Paying for music lessons on top of renting the instrument, buying the equipment, and paying for music T-shirts can seem like a huge, bewildering financial burden beyond the call of duty. However, if the parent is investing that much money, he/she should expect that the child actually learns how to play the horn. This is where the one-on-one tutoring is so important. Spending just forty-five minutes or hour once a week with a good private instructor will make all the difference in the child’s success. In my studio, in a short time both the student and the parent will hear a big change in what’s coming out the instrument. I give a lot of praise and encouragement, with the intent to motivate the student to enjoy the lessons and feel good about what he/she is doing. Accomplishment in specific goals such as holding the instrument properly, making a great sound, and beginning to read notes and rhythm will allow the student to increase his/her skill level far beyond what the other students in the band class care doing. Taking private music lessons is imperative to success. A band instrument is just too complicated to learn only in a large group setting where the band director has limited time to address each student. My students become musical leaders in the band. They play with confidence and skill. And this is when music really becomes fun.

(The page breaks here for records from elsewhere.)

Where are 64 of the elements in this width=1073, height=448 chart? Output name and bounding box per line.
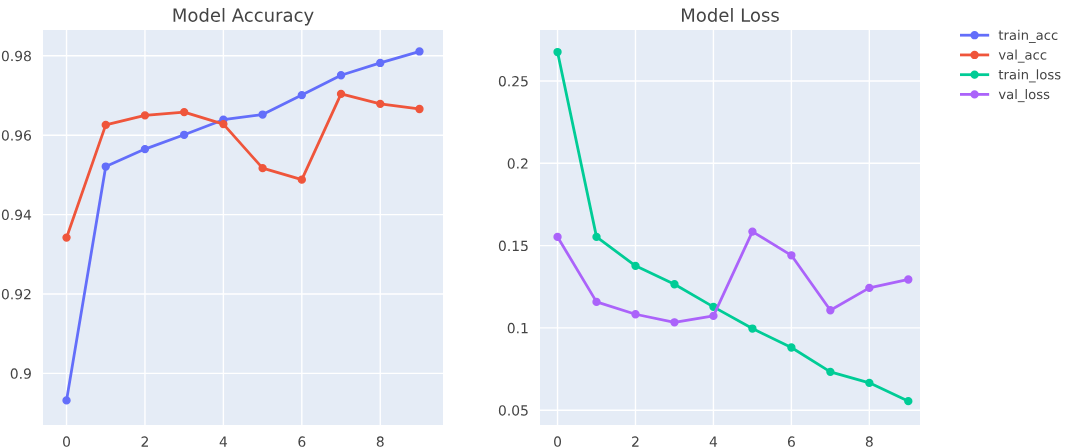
point (904, 396, 913, 406)
point (553, 47, 562, 57)
x-tick-label: 2 (632, 436, 639, 447)
y-tick-label: 0.96 (1, 130, 32, 141)
point (101, 162, 110, 171)
legend-label: val_acc (998, 49, 1047, 63)
point (180, 108, 189, 117)
point (258, 110, 267, 119)
point (140, 144, 150, 154)
point (748, 227, 757, 236)
y-tick-label: 0.9 (10, 368, 31, 379)
point (62, 396, 71, 405)
point (670, 280, 679, 289)
y-tick-label: 0.15 (498, 240, 528, 252)
chart-title: Model Accuracy (173, 7, 314, 26)
point (336, 89, 346, 99)
y-tick-label: 0.92 (1, 288, 31, 300)
point (140, 111, 150, 120)
point (297, 90, 306, 100)
chart-title: Model Loss (681, 7, 779, 22)
point (631, 261, 640, 271)
point (787, 251, 796, 260)
point (553, 232, 562, 242)
point (865, 283, 874, 293)
point (258, 163, 267, 173)
point (336, 71, 346, 80)
legend-label: val_loss (998, 89, 1050, 103)
y-tick-label: 0.94 (1, 209, 32, 221)
point (865, 378, 874, 388)
y-tick-label: 0.98 (1, 50, 31, 62)
point (415, 104, 424, 114)
y-tick-label: 0.1 (507, 322, 528, 334)
x-tick-label: 0 (63, 436, 71, 447)
y-tick-label: 0.25 (498, 75, 528, 87)
legend-label: train_acc (998, 29, 1058, 43)
point (180, 130, 189, 139)
point (297, 175, 306, 184)
point (592, 232, 601, 242)
x-tick-label: 8 (376, 436, 384, 447)
point (631, 310, 640, 319)
y-tick-label: 0.05 (498, 405, 528, 416)
x-tick-label: 6 (298, 436, 306, 447)
point (219, 119, 228, 129)
point (62, 233, 71, 242)
legend-label: train_loss (998, 69, 1061, 83)
point (415, 47, 424, 56)
point (904, 275, 913, 284)
x-tick-label: 6 (787, 436, 795, 447)
point (826, 367, 835, 377)
point (376, 99, 385, 109)
x-tick-label: 8 (865, 436, 873, 447)
point (592, 297, 601, 307)
x-tick-label: 2 (141, 436, 148, 447)
x-tick-label: 0 (554, 436, 562, 447)
point (787, 343, 796, 352)
point (748, 324, 757, 333)
point (826, 306, 835, 315)
point (709, 311, 718, 321)
x-tick-label: 4 (709, 436, 718, 447)
point (670, 318, 679, 327)
point (376, 58, 385, 68)
point (101, 120, 110, 130)
y-tick-label: 0.2 (507, 158, 528, 169)
x-tick-label: 4 (219, 436, 228, 447)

Yes, it takes work and commitment, and (this is a “bad” phrase to some young ears) self-discipline. But there are non-musical skills that the student can develop that will benefit him/her long after the instrument put away in a closet after school graduation. Even if the student drops the lessons and band down the road, he/she will still take away some important life skills-teamwork, social interaction, discipline, concentration, organization, and who hasn’t heard that learning music helps math skills? So the parent should never think that money has been wasted if the child quits. There’s more good things going on that may only become apparent later on. And how many parents have told me that in hindsight, they wished their parents had made them stick with the piano lessons!
So, if the student tries everything from chess to basketball to band and goes from one activity to another, it’s still a whole lot better than playing video games on a laptop for ten straight hours, seven days a week. It’s really a matter of priority and how important the parents feels about their child’s music education. I am here to help!